Professional fund-raisers for the Democratic National Committee–including the DNC’s Autumn Sample–were authorized to invite prospects–folks who were part of the massive 2008 high dollar Obama for American fund-raising drive– to the Intel event.

The high dollar prospects were invited to Intel to hear Obama’s speech and then hang around for a smaller, more exclusive “meet and greet” with the president.

No one will be asking for donations. It’s too soon. The Obama 2012 presidential campaign is not organized enough yet to collect donations. The DNC folks are just warming up the prospects and sizing up who will be taking on leadership roles in the money hunt.

This comes as DNC Finance Director Rufus Gifford–in line to be the finance director of the 2012 campaign–has already been on prospecting swings with Jim Messina, who will be the 2012 campaign manager. After trips earlier this month to San Francisco, Los Angeles and New York–the Chicago event was snowed out–Messina is vacationing in Africa for a bit before the official kick off of the re-elect.

At the Intel event, Obama is appointing Intel CEO Paul Otellini to his newly created Council on Jobs and Competitiveness.

Here is what the White House said officially about the Intel visit….

This Friday, the President will travel to Hillsboro, Oregon and visit Intel Corporation where he will tour the world’s most advanced semiconductor manufacturing facility with Intel CEO Paul Otellini. The President will also learn more about Intel’s STEM (Science, Technology, Engineering and Math) education programs and Intel’s efforts to better prepare people to compete for high-tech jobs and be the minds behind the next great inventions. He will then make remarks about the importance of out-educating the competition in order to win the future.

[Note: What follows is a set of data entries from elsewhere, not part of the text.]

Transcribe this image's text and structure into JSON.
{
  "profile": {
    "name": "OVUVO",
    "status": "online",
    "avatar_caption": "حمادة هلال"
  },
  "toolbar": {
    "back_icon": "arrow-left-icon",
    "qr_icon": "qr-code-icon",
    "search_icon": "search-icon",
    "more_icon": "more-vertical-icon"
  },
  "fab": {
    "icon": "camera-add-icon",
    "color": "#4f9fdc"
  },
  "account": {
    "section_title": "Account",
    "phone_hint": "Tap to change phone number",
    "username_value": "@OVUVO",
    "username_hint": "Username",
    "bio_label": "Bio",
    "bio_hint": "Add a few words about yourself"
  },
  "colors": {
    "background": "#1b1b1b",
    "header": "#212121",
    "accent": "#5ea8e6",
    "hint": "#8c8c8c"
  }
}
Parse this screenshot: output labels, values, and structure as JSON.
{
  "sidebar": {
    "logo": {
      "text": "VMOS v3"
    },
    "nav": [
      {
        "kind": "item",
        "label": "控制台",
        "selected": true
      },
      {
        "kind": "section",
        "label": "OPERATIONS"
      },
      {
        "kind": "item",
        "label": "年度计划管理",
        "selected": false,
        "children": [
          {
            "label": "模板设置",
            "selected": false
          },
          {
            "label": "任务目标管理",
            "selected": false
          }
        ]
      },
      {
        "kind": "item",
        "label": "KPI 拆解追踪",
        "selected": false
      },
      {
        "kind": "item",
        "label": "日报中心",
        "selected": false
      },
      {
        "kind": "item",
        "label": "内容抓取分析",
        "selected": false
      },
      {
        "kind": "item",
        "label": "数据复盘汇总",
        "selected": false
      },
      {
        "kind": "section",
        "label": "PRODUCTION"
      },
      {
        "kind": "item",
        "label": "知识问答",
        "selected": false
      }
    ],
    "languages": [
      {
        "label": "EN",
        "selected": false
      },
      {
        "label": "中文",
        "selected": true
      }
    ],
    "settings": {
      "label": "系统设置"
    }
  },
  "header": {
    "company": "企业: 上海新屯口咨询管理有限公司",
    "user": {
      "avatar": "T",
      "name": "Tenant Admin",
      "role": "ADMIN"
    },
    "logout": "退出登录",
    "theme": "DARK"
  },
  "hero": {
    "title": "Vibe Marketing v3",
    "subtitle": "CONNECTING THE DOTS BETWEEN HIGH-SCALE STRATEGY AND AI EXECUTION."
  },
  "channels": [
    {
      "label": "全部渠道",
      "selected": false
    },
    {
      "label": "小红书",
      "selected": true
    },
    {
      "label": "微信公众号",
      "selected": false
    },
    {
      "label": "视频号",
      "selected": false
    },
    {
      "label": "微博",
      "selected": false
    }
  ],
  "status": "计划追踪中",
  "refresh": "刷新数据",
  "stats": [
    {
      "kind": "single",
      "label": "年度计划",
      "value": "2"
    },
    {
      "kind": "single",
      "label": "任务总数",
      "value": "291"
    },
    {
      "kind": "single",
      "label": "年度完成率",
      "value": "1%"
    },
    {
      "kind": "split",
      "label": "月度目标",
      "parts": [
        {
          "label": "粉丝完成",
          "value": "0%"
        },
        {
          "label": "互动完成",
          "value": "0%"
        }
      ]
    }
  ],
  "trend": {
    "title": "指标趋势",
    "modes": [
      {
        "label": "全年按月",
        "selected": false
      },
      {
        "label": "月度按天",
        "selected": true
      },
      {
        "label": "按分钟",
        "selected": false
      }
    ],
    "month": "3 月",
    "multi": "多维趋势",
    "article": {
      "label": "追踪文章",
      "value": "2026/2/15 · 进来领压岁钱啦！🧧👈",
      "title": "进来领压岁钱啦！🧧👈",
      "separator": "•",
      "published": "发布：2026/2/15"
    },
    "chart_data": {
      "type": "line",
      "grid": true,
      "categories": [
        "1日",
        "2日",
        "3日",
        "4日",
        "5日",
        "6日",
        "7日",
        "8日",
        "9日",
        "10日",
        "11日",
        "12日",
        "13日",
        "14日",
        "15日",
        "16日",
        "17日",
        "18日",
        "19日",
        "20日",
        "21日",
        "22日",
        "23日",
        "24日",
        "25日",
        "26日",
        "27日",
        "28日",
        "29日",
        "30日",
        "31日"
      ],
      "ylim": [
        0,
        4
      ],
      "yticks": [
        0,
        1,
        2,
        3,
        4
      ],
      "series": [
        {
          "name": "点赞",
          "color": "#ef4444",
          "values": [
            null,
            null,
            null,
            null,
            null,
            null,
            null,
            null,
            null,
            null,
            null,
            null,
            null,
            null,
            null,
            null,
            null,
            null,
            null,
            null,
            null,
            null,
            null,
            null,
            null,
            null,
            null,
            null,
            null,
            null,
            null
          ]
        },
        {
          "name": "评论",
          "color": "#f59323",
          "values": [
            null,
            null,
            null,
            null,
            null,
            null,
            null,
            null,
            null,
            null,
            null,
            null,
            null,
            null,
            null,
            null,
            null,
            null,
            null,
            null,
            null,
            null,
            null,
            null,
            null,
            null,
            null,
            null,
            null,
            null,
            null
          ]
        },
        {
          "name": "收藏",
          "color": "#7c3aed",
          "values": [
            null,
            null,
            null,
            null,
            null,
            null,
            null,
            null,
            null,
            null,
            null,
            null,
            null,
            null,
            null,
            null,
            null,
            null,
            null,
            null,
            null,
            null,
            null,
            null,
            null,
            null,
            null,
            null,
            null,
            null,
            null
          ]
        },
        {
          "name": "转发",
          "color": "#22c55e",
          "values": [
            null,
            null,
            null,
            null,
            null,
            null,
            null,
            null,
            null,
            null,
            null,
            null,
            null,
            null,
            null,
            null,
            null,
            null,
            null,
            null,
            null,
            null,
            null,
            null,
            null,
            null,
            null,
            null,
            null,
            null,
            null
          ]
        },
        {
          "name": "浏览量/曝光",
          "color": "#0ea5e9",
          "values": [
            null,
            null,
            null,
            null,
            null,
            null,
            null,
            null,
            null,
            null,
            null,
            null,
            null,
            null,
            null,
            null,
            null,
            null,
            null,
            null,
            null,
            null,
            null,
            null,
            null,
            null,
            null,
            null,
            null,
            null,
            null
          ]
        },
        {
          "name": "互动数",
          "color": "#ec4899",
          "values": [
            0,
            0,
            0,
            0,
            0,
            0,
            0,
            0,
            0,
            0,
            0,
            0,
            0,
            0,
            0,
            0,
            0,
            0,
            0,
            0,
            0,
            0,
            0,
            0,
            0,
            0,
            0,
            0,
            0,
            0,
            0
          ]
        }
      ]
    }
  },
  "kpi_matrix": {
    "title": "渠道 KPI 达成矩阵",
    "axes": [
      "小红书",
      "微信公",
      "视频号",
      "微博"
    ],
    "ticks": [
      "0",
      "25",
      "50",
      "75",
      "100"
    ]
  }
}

As he laid out in his State of the Union address and in the Fiscal Year 2012 budget released this week, President Obama believes that in order to win the future for this generation and the next, we must win the race to educate our kids. His plan calls for key investments in education to grow the economy and create the jobs and industries of the future by doing what America does best – investing in the creativity and imagination of our people. Intel has committed to investing more than $6 billion in their U.S.-based manufacturing facilities to support future technology advancements in Arizona and Oregon, creating more than 6,000 construction jobs and more than 800 permanent high-tech jobs. The President’s remarks will also be streamed live at

The Administration has made important strides in achieving President Obama’s goal of challenging the status quo in education and driving forward reform in our nation’s schools. Today’s economy demands a workforce that is smart, skilled, creative and equipped for success in a global marketplace. Building on the success of Race to the Top, he is calling on Congress to re-define and right-size the federal role in education, by replacing No Child Left Behind with a new law that raises expectations, challenges failure, rewards success, and provides greater flexibility for schools to innovate and improve results for their students. The President is also pledging to prepare an additional 100,000 science, technology, engineering, and math teachers by the end of the decade. To help restore America’s global leadership in higher education, the President will continue efforts to strengthen the Pell Grant program and is calling on Congress to make permanent his American Opportunity Tax Credit, worth $10,000 for four years of college.

Companies like Intel are helping us achieve these important education and innovation goals. They know that government and industry must work together so that America can out-educate, out-build, and out-innovate the rest of world. Over the past decade, Intel and the Intel Foundation have invested more than $1 billion toward improving education. In 2010, in conjunction with President Obama’s Educate to Innovate campaign, Intel announced a 10-year, $200 million commitment to advance education in math and science in the U.S. Intel is also one of four founding companies of Change the Equation, a CEO-led initiative designed to answer the president’s call to move the U.S. to the top in science and math education over the next decade.